Si vous parcourez vos flux TikTok ou Instagram en ce début d’année 2026, vous avez sans doute eu une impression de déjà-vu. Filtres rosés, jeans skinny, et l’écho de Lean On en fond sonore… Ce n’est pas un bug de la matrice, mais la tendance « 2026 is the new 2016 ». Dix ans plus tard, une nostalgie numérique massive s’empare des écrans. Décryptage d’un retour vers le passé qui cache un malaise bien présent.
Par Marwa Mourad
Un voyage temporel algorithmique
Le phénomène est viral : le hashtag #2016vibes cumule des millions de publications. On y voit des jeunes reproduire le Mannequin Challenge ou ressortir des selfies à l’eye-liner épais.
Pour les Millénariaux et la Génération Z, 2016 représente l’âge d’or d’un Internet qui n’existe plus. À l’époque, TikTok s’appelait encore musical.ly et les réseaux sociaux semblaient plus « artisanaux ».
Les marqueurs de cette nostalgie :
• L’esthétique : Le filtre « Rio de Janeiro », les rouges à lèvres mats foncés et les jeans déchirés.
• La bande-son : Zara Larsson, Major Lazer et le rap planant de l’époque.
• La spontanéité : Une époque où le « marketing de soi » était moins codifié et moins professionnel qu’aujourd’hui.

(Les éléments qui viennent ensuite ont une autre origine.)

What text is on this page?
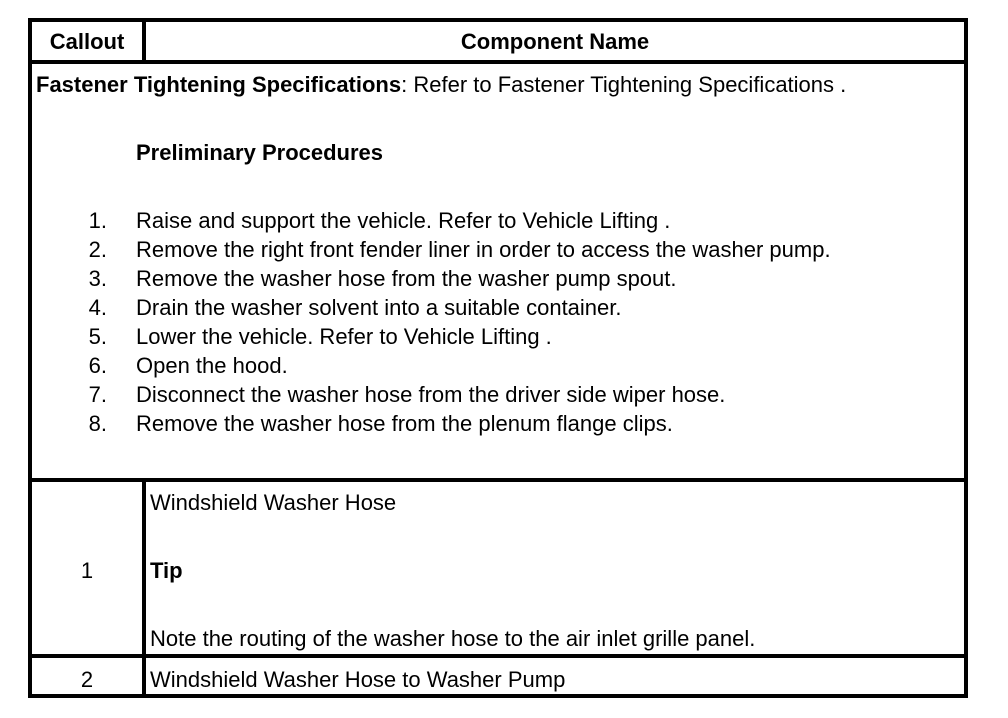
Callout	Component Name
Fastener Tightening Specifications: Refer to Fastener Tightening Specifications .
Preliminary Procedures
1. Raise and support the vehicle. Refer to Vehicle Lifting .
2. Remove the right front fender liner in order to access the washer pump.
3. Remove the washer hose from the washer pump spout.
4. Drain the washer solvent into a suitable container.
5. Lower the vehicle. Refer to Vehicle Lifting .
6. Open the hood.
7. Disconnect the washer hose from the driver side wiper hose.
8. Remove the washer hose from the plenum flange clips.
1
Windshield Washer Hose
Tip
Note the routing of the washer hose to the air inlet grille panel.
2	Windshield Washer Hose to Washer Pump
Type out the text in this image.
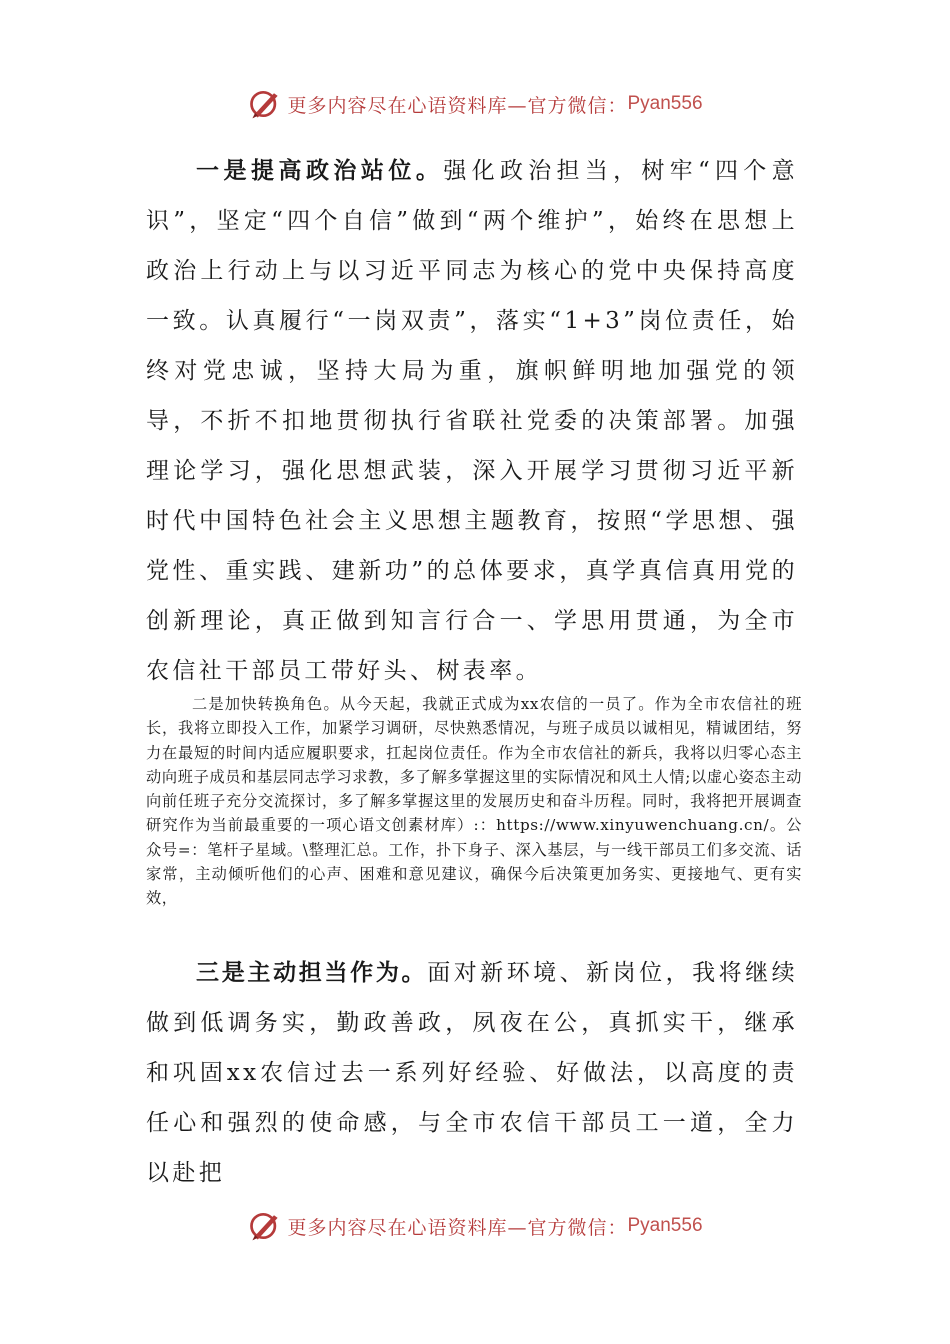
更多内容尽在心语资料库—官方微信： Pyan556

一是提高政治站位。强化政治担当，树牢“四个意识”，坚定“四个自信”做到“两个维护”，始终在思想上政治上行动上与以习近平同志为核心的党中央保持高度一致。认真履行“一岗双责”，落实“1+3”岗位责任，始终对党忠诚，坚持大局为重，旗帜鲜明地加强党的领导，不折不扣地贯彻执行省联社党委的决策部署。加强理论学习，强化思想武装，深入开展学习贯彻习近平新时代中国特色社会主义思想主题教育，按照“学思想、强党性、重实践、建新功”的总体要求，真学真信真用党的创新理论，真正做到知言行合一、学思用贯通，为全市农信社干部员工带好头、树表率。

二是加快转换角色。从今天起，我就正式成为xx农信的一员了。作为全市农信社的班长，我将立即投入工作，加紧学习调研，尽快熟悉情况，与班子成员以诚相见，精诚团结，努力在最短的时间内适应履职要求，扛起岗位责任。作为全市农信社的新兵，我将以归零心态主动向班子成员和基层同志学习求教，多了解多掌握这里的实际情况和风土人情;以虚心姿态主动向前任班子充分交流探讨，多了解多掌握这里的发展历史和奋斗历程。同时，我将把开展调查研究作为当前最重要的一项心语文创素材库）:：https://www.xinyuwenchuang.cn/。公众号=：笔杆子星域。\整理汇总。工作，扑下身子、深入基层，与一线干部员工们多交流、话家常，主动倾听他们的心声、困难和意见建议，确保今后决策更加务实、更接地气、更有实效，

三是主动担当作为。面对新环境、新岗位，我将继续做到低调务实，勤政善政，夙夜在公，真抓实干，继承和巩固xx农信过去一系列好经验、好做法，以高度的责任心和强烈的使命感，与全市农信干部员工一道，全力以赴把

更多内容尽在心语资料库—官方微信： Pyan556
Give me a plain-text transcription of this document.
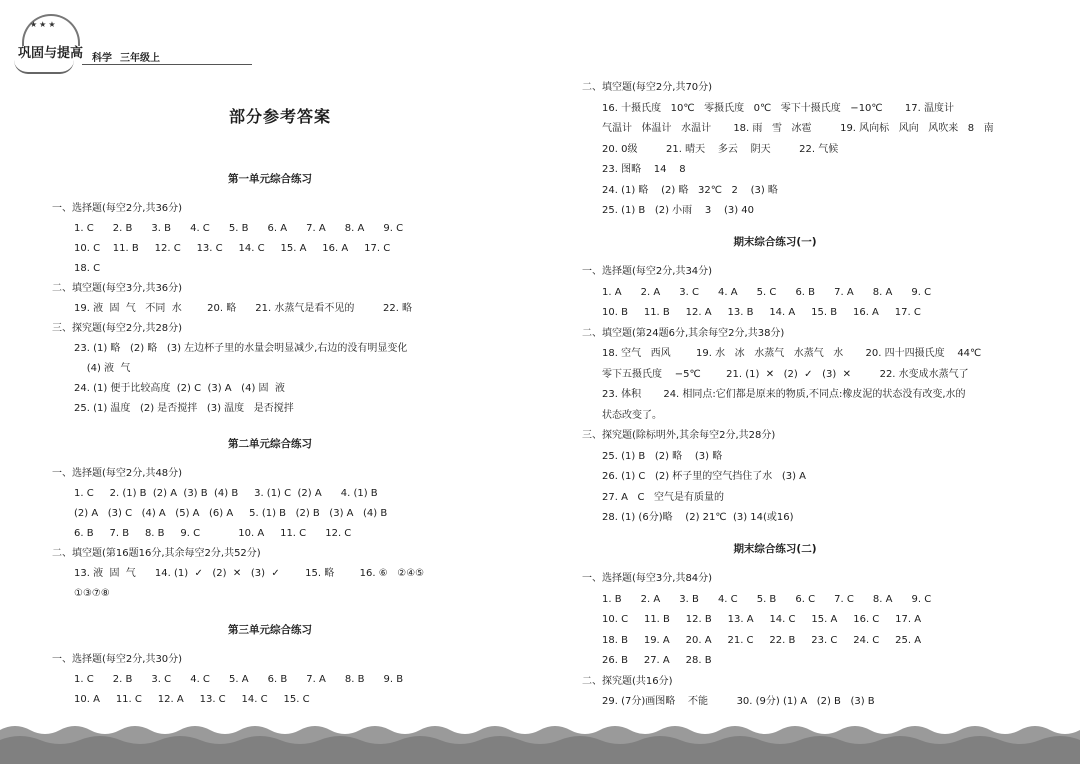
★★★
巩固与提高 科学 三年级上
部分参考答案
第一单元综合练习
一、选择题(每空2分,共36分)
1. C      2. B      3. B      4. C      5. B      6. A      7. A      8. A      9. C
10. C    11. B     12. C     13. C     14. C     15. A     16. A     17. C
18. C
二、填空题(每空3分,共36分)
19. 液  固  气   不同  水        20. 略      21. 水蒸气是看不见的         22. 略
三、探究题(每空2分,共28分)
23. (1) 略   (2) 略   (3) 左边杯子里的水量会明显减少,右边的没有明显变化
(4) 液  气
24. (1) 便于比较高度  (2) C  (3) A   (4) 固  液
25. (1) 温度   (2) 是否搅拌   (3) 温度   是否搅拌
第二单元综合练习
一、选择题(每空2分,共48分)
1. C     2. (1) B  (2) A  (3) B  (4) B     3. (1) C  (2) A      4. (1) B
(2) A   (3) C   (4) A   (5) A   (6) A     5. (1) B   (2) B   (3) A   (4) B
6. B     7. B     8. B     9. C            10. A     11. C      12. C
二、填空题(第16题16分,其余每空2分,共52分)
13. 液  固  气      14. (1)  ✓   (2)  ✕   (3)  ✓        15. 略        16. ⑥   ②④⑤
①③⑦⑧
第三单元综合练习
一、选择题(每空2分,共30分)
1. C      2. B      3. C      4. C      5. A      6. B      7. A      8. B      9. B
10. A     11. C     12. A     13. C     14. C     15. C
二、填空题(每空2分,共70分)
16. 十摄氏度   10℃   零摄氏度   0℃   零下十摄氏度   −10℃       17. 温度计
气温计   体温计   水温计       18. 雨   雪   冰雹         19. 风向标   风向   风吹来   8   南
20. 0级         21. 晴天    多云    阴天         22. 气候
23. 图略    14    8
24. (1) 略    (2) 略   32℃   2    (3) 略
25. (1) B   (2) 小雨    3    (3) 40
期末综合练习(一)
一、选择题(每空2分,共34分)
1. A      2. A      3. C      4. A      5. C      6. B      7. A      8. A      9. C
10. B     11. B     12. A     13. B     14. A     15. B     16. A     17. C
二、填空题(第24题6分,其余每空2分,共38分)
18. 空气   西风        19. 水   冰   水蒸气   水蒸气   水       20. 四十四摄氏度    44℃
零下五摄氏度    −5℃        21. (1)  ✕   (2)  ✓   (3)  ✕         22. 水变成水蒸气了
23. 体积       24. 相同点:它们都是原来的物质,不同点:橡皮泥的状态没有改变,水的
状态改变了。
三、探究题(除标明外,其余每空2分,共28分)
25. (1) B   (2) 略    (3) 略
26. (1) C   (2) 杯子里的空气挡住了水   (3) A
27. A   C   空气是有质量的
28. (1) (6分)略    (2) 21℃  (3) 14(或16)
期末综合练习(二)
一、选择题(每空3分,共84分)
1. B      2. A      3. B      4. C      5. B      6. C      7. C      8. A      9. C
10. C     11. B     12. B     13. A     14. C     15. A     16. C     17. A
18. B     19. A     20. A     21. C     22. B     23. C     24. C     25. A
26. B     27. A     28. B
二、探究题(共16分)
29. (7分)画图略    不能         30. (9分) (1) A   (2) B   (3) B
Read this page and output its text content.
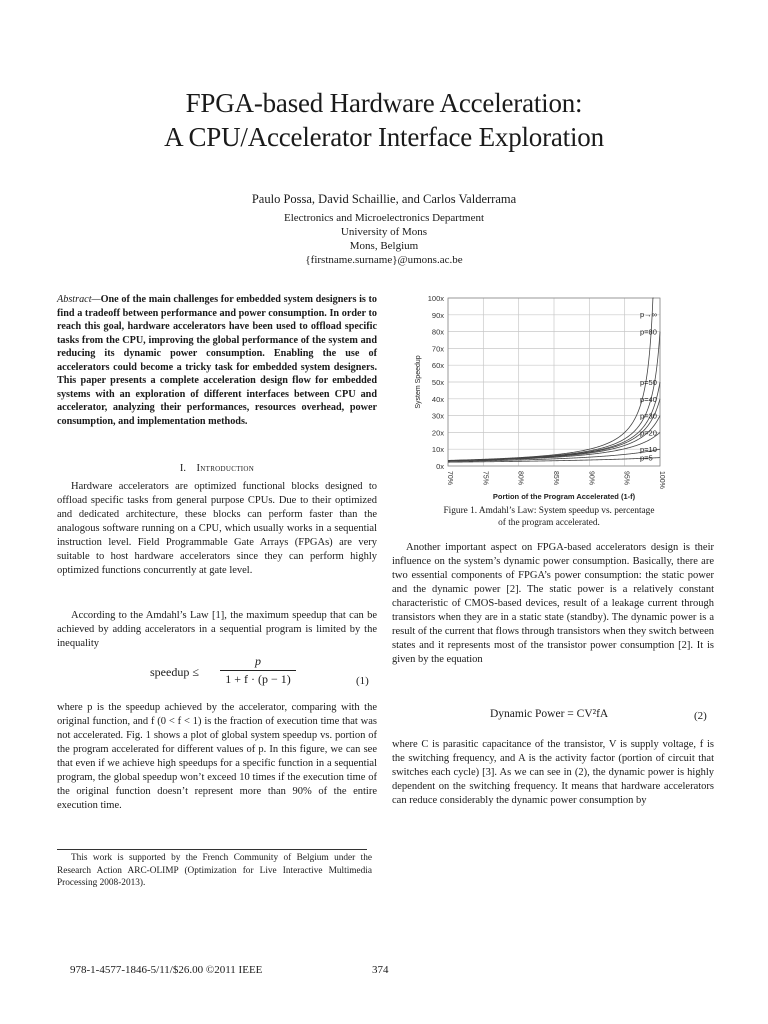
FPGA-based Hardware Acceleration:
A CPU/Accelerator Interface Exploration
Paulo Possa, David Schaillie, and Carlos Valderrama
Electronics and Microelectronics Department
University of Mons
Mons, Belgium
{firstname.surname}@umons.ac.be

Abstract—One of the main challenges for embedded system designers is to find a tradeoff between performance and power consumption. In order to reach this goal, hardware accelerators have been used to offload specific tasks from the CPU, improving the global performance of the system and reducing its dynamic power consumption. Enabling the use of accelerators could become a tricky task for embedded system designers. This paper presents a complete acceleration design flow for embedded systems with an exploration of different interfaces between CPU and accelerator, analyzing their performances, resources overhead, power consumption, and implementation methods.

I. Introduction

Hardware accelerators are optimized functional blocks designed to offload specific tasks from general purpose CPUs. Due to their optimized and dedicated architecture, these blocks can perform faster than the analogous software running on a CPU, which usually works in a sequential instruction level. Field Programmable Gate Arrays (FPGAs) are very suitable to host hardware accelerators since they can perform highly optimized functions concurrently at gate level.

According to the Amdahl’s Law [1], the maximum speedup that can be achieved by adding accelerators in a sequential program is limited by the inequality

speedup ≤
p
1 + f · (p − 1)	(1)

where p is the speedup achieved by the accelerator, comparing with the original function, and f (0 < f < 1) is the fraction of execution time that was not accelerated. Fig. 1 shows a plot of global system speedup vs. portion of the program accelerated for different values of p. In this figure, we can see that even if we achieve high speedups for a specific function in a sequential program, the global speedup won’t exceed 10 times if the execution time of the original function doesn’t represent more than 90% of the entire execution time.

This work is supported by the French Community of Belgium under the Research Action ARC-OLIMP (Optimization for Live Interactive Multimedia Processing 2008-2013).
978-1-4577-1846-5/11/$26.00 ©2011 IEEE	374
0x
10x
20x
30x
40x
50x
60x
70x
80x
90x
100x
70%	75%	80%	85%	90%	95%	100%
System Speedup
Portion of the Program Accelerated (1-f)
p→∞
p=80
p=50
p=40
p=30
p=20
p=10
p=5
Figure 1. Amdahl’s Law: System speedup vs. percentage
of the program accelerated.

Another important aspect on FPGA-based accelerators design is their influence on the system’s dynamic power consumption. Basically, there are two essential components of FPGA’s power consumption: the static power and the dynamic power [2]. The static power is a relatively constant characteristic of CMOS-based devices, result of a leakage current through transistors when they are in a static state (standby). The dynamic power is a result of the current that flows through transistors when they switch between states and it represents most of the transistor power consumption [2]. It is given by the equation

Dynamic Power = CV²fA	(2)

where C is parasitic capacitance of the transistor, V is supply voltage, f is the switching frequency, and A is the activity factor (portion of circuit that switches each cycle) [3]. As we can see in (2), the dynamic power is highly dependent on the switching frequency. It means that hardware accelerators can reduce considerably the dynamic power consumption by
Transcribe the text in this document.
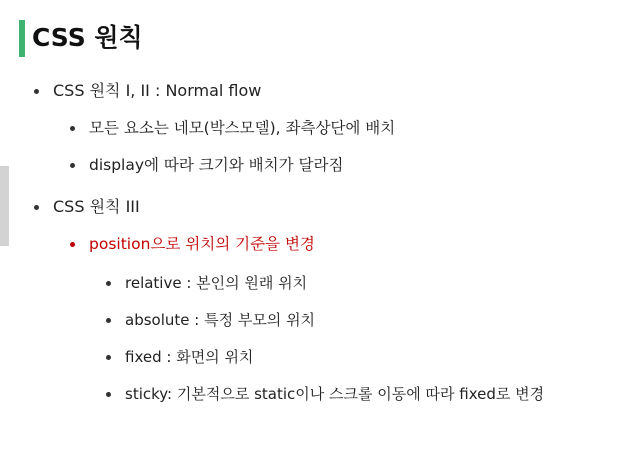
CSS 원칙
CSS 원칙 I, II : Normal flow
모든 요소는 네모(박스모델), 좌측상단에 배치
display에 따라 크기와 배치가 달라짐
CSS 원칙 III
position으로 위치의 기준을 변경
relative : 본인의 원래 위치
absolute : 특정 부모의 위치
fixed : 화면의 위치
sticky: 기본적으로 static이나 스크롤 이동에 따라 fixed로 변경
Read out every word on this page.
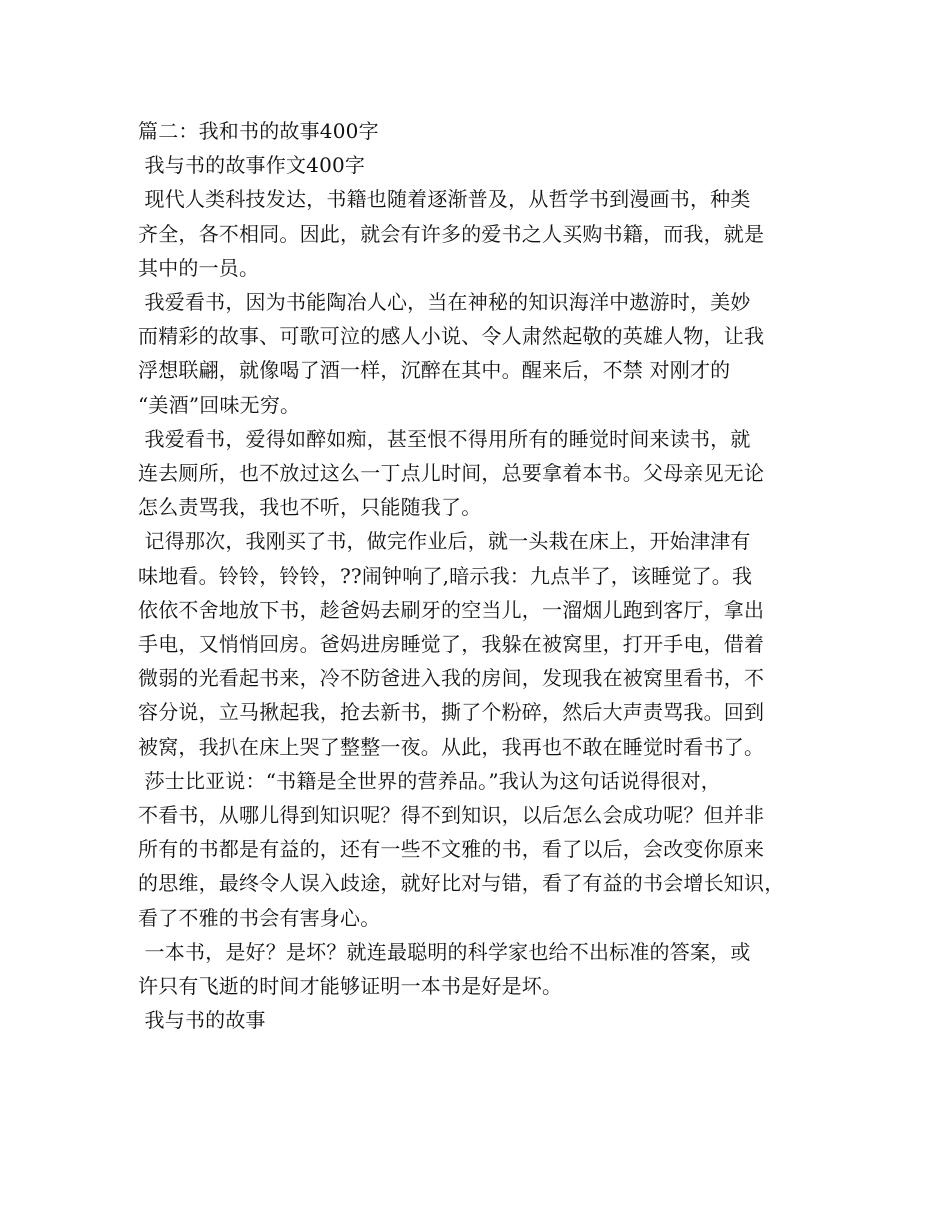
篇二：我和书的故事400字
我与书的故事作文400字
现代人类科技发达，书籍也随着逐渐普及，从哲学书到漫画书，种类
齐全，各不相同。因此，就会有许多的爱书之人买购书籍，而我，就是
其中的一员。
我爱看书，因为书能陶冶人心，当在神秘的知识海洋中遨游时，美妙
而精彩的故事、可歌可泣的感人小说、令人肃然起敬的英雄人物，让我
浮想联翩，就像喝了酒一样，沉醉在其中。醒来后，不禁 对刚才的
“美酒”回味无穷。
我爱看书，爱得如醉如痴，甚至恨不得用所有的睡觉时间来读书，就
连去厕所，也不放过这么一丁点儿时间，总要拿着本书。父母亲见无论
怎么责骂我，我也不听，只能随我了。
记得那次，我刚买了书，做完作业后，就一头栽在床上，开始津津有
味地看。铃铃，铃铃，??闹钟响了,暗示我：九点半了，该睡觉了。我
依依不舍地放下书，趁爸妈去刷牙的空当儿，一溜烟儿跑到客厅，拿出
手电，又悄悄回房。爸妈进房睡觉了，我躲在被窝里，打开手电，借着
微弱的光看起书来，冷不防爸进入我的房间，发现我在被窝里看书，不
容分说，立马揪起我，抢去新书，撕了个粉碎，然后大声责骂我。回到
被窝，我扒在床上哭了整整一夜。从此，我再也不敢在睡觉时看书了。
莎士比亚说：“书籍是全世界的营养品。”我认为这句话说得很对，
不看书，从哪儿得到知识呢？得不到知识，以后怎么会成功呢？但并非
所有的书都是有益的，还有一些不文雅的书，看了以后，会改变你原来
的思维，最终令人误入歧途，就好比对与错，看了有益的书会增长知识，
看了不雅的书会有害身心。
一本书，是好？是坏？就连最聪明的科学家也给不出标准的答案，或
许只有飞逝的时间才能够证明一本书是好是坏。
我与书的故事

2016 : L’année où le Web a perdu son innocence
Pourquoi cette année précise ? Selon Jean-Michel Berthiaume, spécialiste de la culture numérique, 2016 marque une rupture historique. C’est l’année de l’élection de Donald Trump, un séisme qui a mis fin à l’illusion d’un Internet « harmonieux et progressiste ».
« En 2016, les minorités invisibles du Web (issues de forums comme 4Chan) ont migré vers les réseaux grand public. C’est la fin du Web utopique », explique le sémiologue.
Pour les jeunes aujourd’hui, se replonger dans 2016, c’est tenter de retrouver cette période charnière, juste avant que la polarisation politique et la surveillance algorithmique ne deviennent totales.
Fuir le « Brain Rot » et la complexité
Les internautes qui participent à cette tendance évoquent souvent une ère « moins superficielle ». On lit sous les vidéos des commentaires nostalgiques :
• « On pouvait échanger sans être d’accord avec respect. »
• « Il n’y avait pas encore ce pourrissement du cerveau (brain rot) lié aux flux infinis. »
Cette quête de simplicité reflète une fatigue numérique. En 2026, la mise en scène de soi est devenue une corvée professionnelle pour beaucoup. Revenir à 2016, c’est célébrer une forme de désinvolture disparue.
Entre émotion réelle et calcul informatique
Cette nostalgie est-elle sincère ? Pour Diana Cardénas Mesa, professeure en psychologie sociale, nous devenons nostalgiques lorsque nous nous sentons menacés ou tristes. Dans un monde polycrise (climat, économie, tensions mondiales), 2016 apparaît comme un refuge.
Cependant, il ne faut pas occulter la part de l’ombre : l’algorithme. Les plateformes encouragent activement ces cycles de nostalgie pour maximiser l’engagement. La tendance est donc une « construction » : un mélange entre un vrai besoin de réconfort et une machine de code qui sait exactement quelle corde sensible faire vibrer.